Kisagotami, a young woman, was married to the only son of a rich man and they had a male child. The child died when he was two years old. Kisagotami had intense attachment for the child. She clasped the dead child to her bossom, refused to part with it, and went from house to house, to her friends and relatives, asking them to give some medicine to bring the child back to life. A Buddhist monk said to her: "O good girl! I have no medicine. But go to Lord Buddha. He can surely give you a very good medicine. He is an ocean of mercy and love. The child will come back to life. Be not troubled". She at once ran to Buddha and said, "O venerable sir! Can you give any medicine to this child ?". Buddha replied, "Yes. I will give you a very good medicine. Bring some mustard seed from some house where no child or husband or wife or father or mother or servant had died". She said, "Very good, sir, I shall bring it in a short time".
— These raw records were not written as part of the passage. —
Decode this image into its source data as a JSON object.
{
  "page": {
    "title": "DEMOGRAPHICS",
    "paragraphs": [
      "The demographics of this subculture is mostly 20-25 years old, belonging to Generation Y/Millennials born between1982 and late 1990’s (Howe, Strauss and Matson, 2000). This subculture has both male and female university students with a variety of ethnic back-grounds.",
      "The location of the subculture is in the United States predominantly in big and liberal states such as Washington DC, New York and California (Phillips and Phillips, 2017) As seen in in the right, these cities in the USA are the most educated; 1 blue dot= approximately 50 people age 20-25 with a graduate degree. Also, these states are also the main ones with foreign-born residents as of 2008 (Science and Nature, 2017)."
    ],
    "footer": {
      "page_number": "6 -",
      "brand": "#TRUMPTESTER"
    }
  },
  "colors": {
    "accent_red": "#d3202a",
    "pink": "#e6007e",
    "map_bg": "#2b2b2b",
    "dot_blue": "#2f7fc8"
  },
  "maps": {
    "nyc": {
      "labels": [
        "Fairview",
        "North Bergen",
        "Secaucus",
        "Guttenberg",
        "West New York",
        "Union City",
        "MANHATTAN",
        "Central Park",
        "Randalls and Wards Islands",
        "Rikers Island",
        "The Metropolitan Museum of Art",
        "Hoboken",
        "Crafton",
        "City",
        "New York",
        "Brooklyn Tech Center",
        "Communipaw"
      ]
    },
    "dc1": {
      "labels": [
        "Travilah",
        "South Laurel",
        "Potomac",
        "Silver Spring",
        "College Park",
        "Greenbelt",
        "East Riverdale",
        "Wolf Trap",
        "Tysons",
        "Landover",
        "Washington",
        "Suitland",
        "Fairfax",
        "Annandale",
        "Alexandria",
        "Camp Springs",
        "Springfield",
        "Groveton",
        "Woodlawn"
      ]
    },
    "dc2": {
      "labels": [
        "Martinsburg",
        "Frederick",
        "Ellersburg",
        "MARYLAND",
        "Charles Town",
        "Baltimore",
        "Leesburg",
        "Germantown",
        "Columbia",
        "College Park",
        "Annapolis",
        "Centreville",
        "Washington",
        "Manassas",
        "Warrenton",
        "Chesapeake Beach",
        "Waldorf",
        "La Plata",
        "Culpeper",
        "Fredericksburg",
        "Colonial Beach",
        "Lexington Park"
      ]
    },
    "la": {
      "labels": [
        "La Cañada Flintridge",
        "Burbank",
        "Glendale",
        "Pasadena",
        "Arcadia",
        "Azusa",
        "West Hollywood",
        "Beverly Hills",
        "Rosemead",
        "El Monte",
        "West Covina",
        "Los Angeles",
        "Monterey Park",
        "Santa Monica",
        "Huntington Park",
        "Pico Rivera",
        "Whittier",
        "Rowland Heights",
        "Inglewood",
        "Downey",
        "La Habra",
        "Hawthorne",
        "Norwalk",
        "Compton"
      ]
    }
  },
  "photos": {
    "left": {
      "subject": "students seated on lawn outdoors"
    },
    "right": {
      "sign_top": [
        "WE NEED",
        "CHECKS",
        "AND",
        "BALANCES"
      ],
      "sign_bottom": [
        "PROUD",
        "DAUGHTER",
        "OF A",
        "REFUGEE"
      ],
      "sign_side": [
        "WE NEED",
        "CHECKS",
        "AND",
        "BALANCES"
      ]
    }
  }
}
Carrying her dead child in her bossom, Kisagotami went to a house and asked for some mustard seed. The people of the house said, "O lady, here is mustard seed. Take it". Kisagotami asked, "In your house, has any son or husband or wife, father or mother or servant died ?". They replied, "O lady! You ask a very strange question. Many have died in our house". Kisagotami went to another house and asked the same. The owner of the house said, "I have lost my eldest son and my wife". She went to a third house. People of the house answered, "We have lost our parents". She went to another house. The lady of the house said, "I lost my husband last year". Ultimately Kisagotami was not able to find a single house where no one had died. Viveka and Vairagya dawned in her mind. She buried the dead body of her child. She began to reflect seriously on the problem of life and death in this world.
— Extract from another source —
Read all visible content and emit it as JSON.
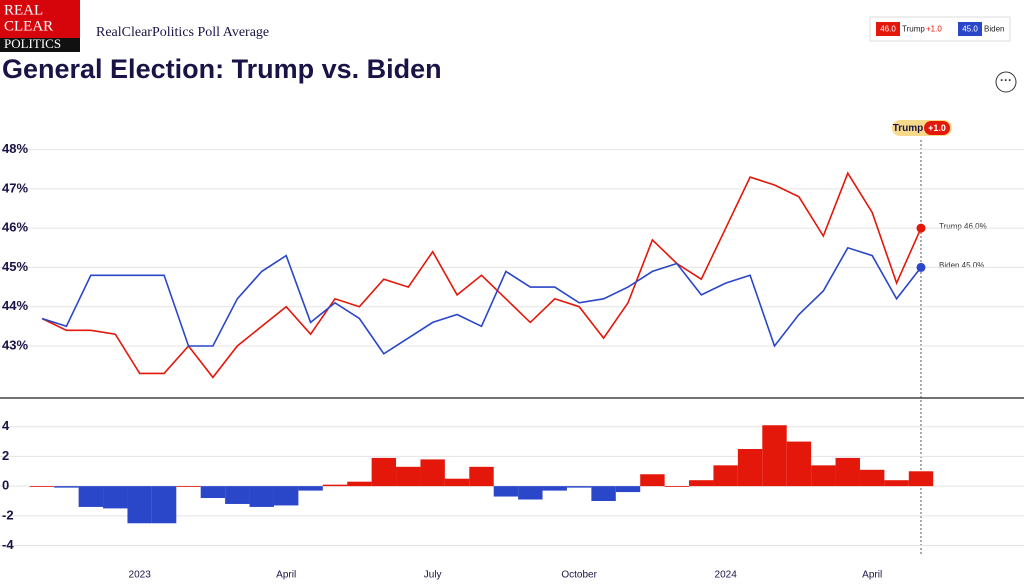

Kisagotami then went to Lord Buddha and prostrated at his lotus feet. Buddha said to her, "O good girl! Have you brought the mustard seed ?". Kisagotami answered, "I am not able to find a single house where no one has died". Then Buddha said, "All the objects of this world are perishable and impermanent. This world is full of miseries, troubles and tribulations. Man or woman is troubled by birth, death, disease, old age and pain. We should gain wisdom from experience. We should not expect for things that do not and will not happen. This expectation leads us to unnecessary misery and suffering. One should obtain Nirvana. Then only all sorrows will come to an end. One will attain immortality and eternal peace". Kisagotami then became a disciple of Buddha and entered the Order of Nuns.
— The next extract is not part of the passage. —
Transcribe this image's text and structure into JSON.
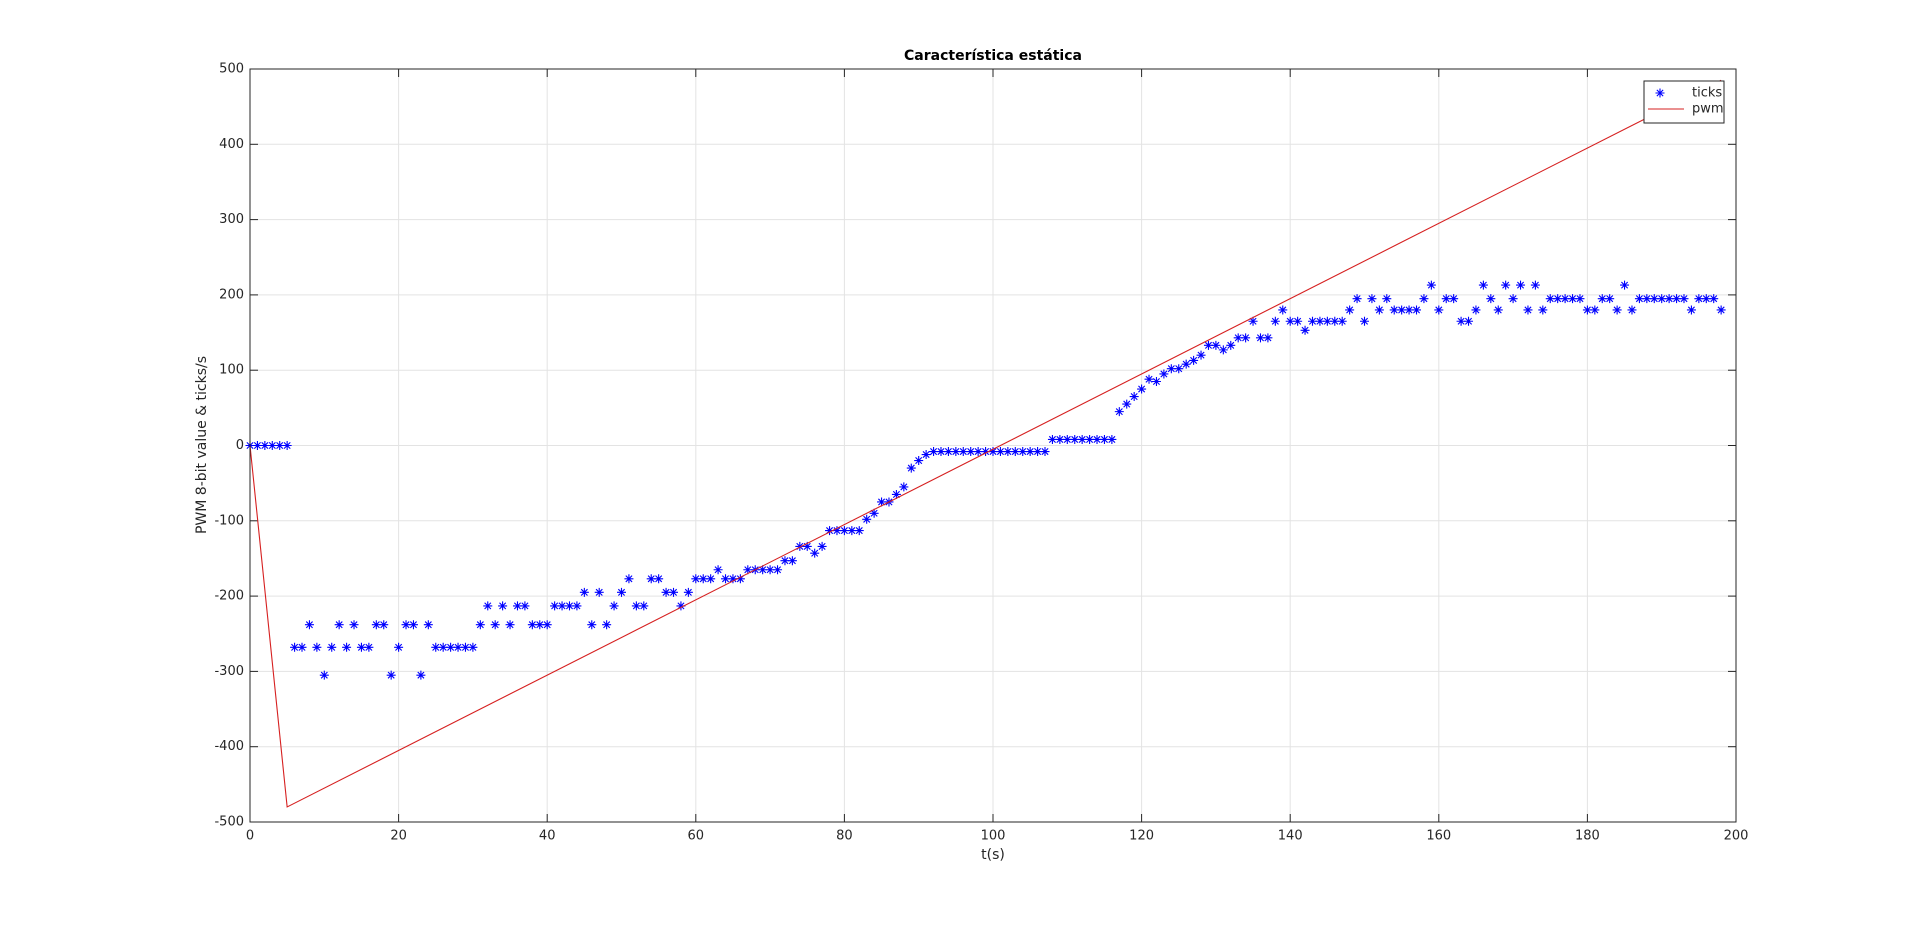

Once Buddha went to the house of a rich Brahmin with bowl in hand. The Brahmin became very angry and said, "O Bhikshu, why do you lead an idle life of wandering and begging ? Is this not disgraceful ? You have a well-built body. You can work. I plough and sow. I work in the fields and I earn my bread at the sweat of my brow. I lead a laborious life. It would be better if you also plough and sow and then you will have plenty of food to eat". Buddha replied, "O Brahmin! I also plough and sow, and having ploughed and sown, I eat". The Brahmin said, "You say you are an agriculturist. I do not see any sign of it. Where are your plough, bullocks and seeds ?". Then Buddha replied, "O Brahmin! Just hear my words with attention. I sow the seed of faith. The good actions that I perform are the rain that waters the seeds. Viveka and Vairagya are parts of my plough. Righteousness is the handle. Meditation is the goad. Sama and Dama - tranquillity of the mind and restraint of the Indriyas (senses) - are the bullocks. Thus I plough the soil of the mind and remove the weeds of doubt, delusion, fear, birth and death. The harvest that comes in is the immortal fruit of Nirvana. All sorrows terminate by this sort of ploughing and harvesting". The rich arrogant Brahmin came to his senses. His eyes were opened. He prostrated at the feet of Buddha and became his lay adherent.